L’énergie que tu reçois quand tu es sur scène ou, parfois, tu entends une chanson que tu as entendue un million de fois, mais ça te touche d’une autre façon. Ça arrive souvent en concert. Puis ça me frappe, je me demande pourquoi je n’ai jamais chanté cette harmonie. Et ensuite je ne peux plus concevoir la chanson autrement.

Que peux-tu me dire au sujet de ton EP 2020?

J’en ai écrit une bonne partie, mais j’ai dû aller ailleurs [pour le faire]. Tu sais, c’est comme donner une doudou à un bébé. C’est réconfortant.

Donc tu composes surtout quand tu n’es pas chez toi?

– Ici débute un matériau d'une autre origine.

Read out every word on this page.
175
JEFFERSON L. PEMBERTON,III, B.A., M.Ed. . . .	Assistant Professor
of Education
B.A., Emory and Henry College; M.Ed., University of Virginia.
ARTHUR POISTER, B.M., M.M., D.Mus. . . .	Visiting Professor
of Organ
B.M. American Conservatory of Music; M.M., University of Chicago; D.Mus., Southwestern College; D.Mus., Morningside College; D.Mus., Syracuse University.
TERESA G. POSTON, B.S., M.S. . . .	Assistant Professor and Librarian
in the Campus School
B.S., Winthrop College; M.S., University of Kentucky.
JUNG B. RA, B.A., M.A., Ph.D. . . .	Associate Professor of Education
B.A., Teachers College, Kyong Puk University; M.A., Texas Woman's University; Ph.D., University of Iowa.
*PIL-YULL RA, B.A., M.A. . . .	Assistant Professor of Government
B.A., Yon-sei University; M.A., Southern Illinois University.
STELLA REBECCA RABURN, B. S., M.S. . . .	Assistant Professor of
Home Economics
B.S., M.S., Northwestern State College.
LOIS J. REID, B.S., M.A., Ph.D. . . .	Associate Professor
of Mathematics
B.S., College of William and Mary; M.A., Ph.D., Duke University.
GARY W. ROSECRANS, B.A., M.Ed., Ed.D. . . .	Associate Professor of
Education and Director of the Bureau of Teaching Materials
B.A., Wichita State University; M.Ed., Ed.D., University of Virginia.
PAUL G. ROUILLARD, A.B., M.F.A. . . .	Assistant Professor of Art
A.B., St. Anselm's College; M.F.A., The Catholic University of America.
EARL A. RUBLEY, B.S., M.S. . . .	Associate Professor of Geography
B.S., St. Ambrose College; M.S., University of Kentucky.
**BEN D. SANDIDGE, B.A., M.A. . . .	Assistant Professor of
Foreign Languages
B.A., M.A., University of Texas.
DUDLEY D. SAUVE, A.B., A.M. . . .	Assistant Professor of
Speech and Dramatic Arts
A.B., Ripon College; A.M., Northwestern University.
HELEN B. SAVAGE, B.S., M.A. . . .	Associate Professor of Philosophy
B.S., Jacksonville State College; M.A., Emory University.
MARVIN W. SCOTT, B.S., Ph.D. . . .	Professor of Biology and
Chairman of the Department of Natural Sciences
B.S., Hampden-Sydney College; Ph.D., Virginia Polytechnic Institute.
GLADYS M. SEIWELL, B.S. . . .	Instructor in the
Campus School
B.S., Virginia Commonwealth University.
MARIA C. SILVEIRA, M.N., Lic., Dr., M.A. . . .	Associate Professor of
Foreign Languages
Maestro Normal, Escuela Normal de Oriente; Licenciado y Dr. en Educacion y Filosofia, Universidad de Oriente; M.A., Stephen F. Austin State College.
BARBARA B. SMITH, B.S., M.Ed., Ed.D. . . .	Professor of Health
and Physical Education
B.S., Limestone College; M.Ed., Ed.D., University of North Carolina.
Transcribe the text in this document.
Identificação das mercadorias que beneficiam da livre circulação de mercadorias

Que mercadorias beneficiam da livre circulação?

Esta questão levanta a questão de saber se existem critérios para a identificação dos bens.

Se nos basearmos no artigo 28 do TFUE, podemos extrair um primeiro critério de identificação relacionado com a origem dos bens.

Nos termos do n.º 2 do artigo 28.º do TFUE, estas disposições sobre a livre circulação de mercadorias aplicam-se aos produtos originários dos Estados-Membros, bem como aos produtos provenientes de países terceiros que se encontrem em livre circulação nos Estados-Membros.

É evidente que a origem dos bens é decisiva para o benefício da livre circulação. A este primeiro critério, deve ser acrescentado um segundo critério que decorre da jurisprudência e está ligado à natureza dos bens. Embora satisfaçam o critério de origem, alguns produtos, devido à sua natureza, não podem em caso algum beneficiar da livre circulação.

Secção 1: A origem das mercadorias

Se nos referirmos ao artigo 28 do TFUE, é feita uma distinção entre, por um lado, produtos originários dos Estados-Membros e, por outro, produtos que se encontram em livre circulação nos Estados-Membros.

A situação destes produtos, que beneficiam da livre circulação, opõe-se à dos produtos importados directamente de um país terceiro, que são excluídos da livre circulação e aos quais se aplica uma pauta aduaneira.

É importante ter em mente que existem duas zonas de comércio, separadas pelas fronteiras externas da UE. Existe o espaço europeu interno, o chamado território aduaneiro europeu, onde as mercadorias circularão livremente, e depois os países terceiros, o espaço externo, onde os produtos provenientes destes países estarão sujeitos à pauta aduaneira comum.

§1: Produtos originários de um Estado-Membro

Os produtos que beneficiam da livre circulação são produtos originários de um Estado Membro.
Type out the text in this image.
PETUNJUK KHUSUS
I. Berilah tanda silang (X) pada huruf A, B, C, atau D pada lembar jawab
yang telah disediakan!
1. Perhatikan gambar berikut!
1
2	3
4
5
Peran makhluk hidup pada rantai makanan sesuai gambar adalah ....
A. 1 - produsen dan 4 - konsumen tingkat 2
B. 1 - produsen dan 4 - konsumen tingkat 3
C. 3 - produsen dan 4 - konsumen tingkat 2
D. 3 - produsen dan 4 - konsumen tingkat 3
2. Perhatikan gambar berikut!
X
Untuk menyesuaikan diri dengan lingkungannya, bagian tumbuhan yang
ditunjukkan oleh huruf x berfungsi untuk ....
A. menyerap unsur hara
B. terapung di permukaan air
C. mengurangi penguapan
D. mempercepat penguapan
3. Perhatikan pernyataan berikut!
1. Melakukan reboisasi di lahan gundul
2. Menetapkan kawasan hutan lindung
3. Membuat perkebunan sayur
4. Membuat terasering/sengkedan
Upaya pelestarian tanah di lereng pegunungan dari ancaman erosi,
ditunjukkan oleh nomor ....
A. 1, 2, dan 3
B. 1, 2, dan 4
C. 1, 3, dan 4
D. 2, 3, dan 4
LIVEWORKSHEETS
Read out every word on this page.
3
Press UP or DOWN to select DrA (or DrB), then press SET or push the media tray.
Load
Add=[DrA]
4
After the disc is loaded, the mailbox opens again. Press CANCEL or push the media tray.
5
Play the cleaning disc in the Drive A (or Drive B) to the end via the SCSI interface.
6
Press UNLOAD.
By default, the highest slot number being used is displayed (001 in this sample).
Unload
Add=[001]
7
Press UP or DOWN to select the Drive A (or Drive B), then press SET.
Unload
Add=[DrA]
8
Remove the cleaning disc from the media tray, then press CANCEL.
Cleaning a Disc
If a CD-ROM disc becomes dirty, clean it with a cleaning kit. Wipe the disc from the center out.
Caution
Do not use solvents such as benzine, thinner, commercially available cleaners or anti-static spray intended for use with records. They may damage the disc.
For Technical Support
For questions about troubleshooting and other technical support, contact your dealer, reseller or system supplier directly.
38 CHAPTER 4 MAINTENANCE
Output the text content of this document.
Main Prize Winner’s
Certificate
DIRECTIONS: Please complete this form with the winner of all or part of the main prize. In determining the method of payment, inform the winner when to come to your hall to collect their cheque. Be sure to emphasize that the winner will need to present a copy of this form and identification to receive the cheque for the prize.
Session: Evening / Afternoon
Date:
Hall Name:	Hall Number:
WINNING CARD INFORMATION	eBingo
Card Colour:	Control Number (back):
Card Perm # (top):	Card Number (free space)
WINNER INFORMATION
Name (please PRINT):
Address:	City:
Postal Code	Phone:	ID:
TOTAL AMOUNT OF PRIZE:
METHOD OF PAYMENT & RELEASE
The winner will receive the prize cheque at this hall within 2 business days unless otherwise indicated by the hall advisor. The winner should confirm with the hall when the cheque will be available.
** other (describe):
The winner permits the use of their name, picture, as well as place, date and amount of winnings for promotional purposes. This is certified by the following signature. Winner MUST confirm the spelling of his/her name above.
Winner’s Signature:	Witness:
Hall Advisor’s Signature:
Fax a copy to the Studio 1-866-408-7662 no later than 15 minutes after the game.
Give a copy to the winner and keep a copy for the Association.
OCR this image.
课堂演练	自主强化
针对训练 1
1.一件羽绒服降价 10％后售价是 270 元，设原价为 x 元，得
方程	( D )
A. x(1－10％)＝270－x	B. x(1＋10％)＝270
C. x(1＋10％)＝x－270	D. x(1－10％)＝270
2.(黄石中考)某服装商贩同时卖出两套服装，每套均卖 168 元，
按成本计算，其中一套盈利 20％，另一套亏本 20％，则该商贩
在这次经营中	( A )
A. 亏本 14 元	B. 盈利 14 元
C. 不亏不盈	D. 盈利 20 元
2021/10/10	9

Même si les gens s’étonnent de me voir voyager alors que j’ai des enfants. Je le fais. Mais mes enfants ne sont pas le problème. C’est tout le reste. C’est tout ce qu’il y a dans ma tête. C’est d’avoir plein de distractions, alors que je veux mettre mon énergie sur une seule chose. Tu veux être une bonne amie, une bonne fille, une bonne sœur. Ça a l’air horrible, mais personne ne s’attend à ce que je sois toutes ces choses quand je ne suis pas chez moi. Je n’ai pas d’obligations. Je n’ai pas à m’occuper des anniversaires. Ça sonne odieux, mais ce n’est plus ma responsabilité maintenant que je suis loin. Ils comprennent que je dois être là-bas pour me sentir en paix. Tu as vingt ans [de tout ça] et tu de dis, ça me va d’être à 30 minutes de l’épicerie. C’est bon pour moi. Je peux m’asseoir tranquille le matin avant que tout le monde se lève, je peux prier en silence. Quand je regarde par la fenêtre et que je vois les gros chiens qui jouent et mes enfants qui courent derrière eux, on dirait une pub!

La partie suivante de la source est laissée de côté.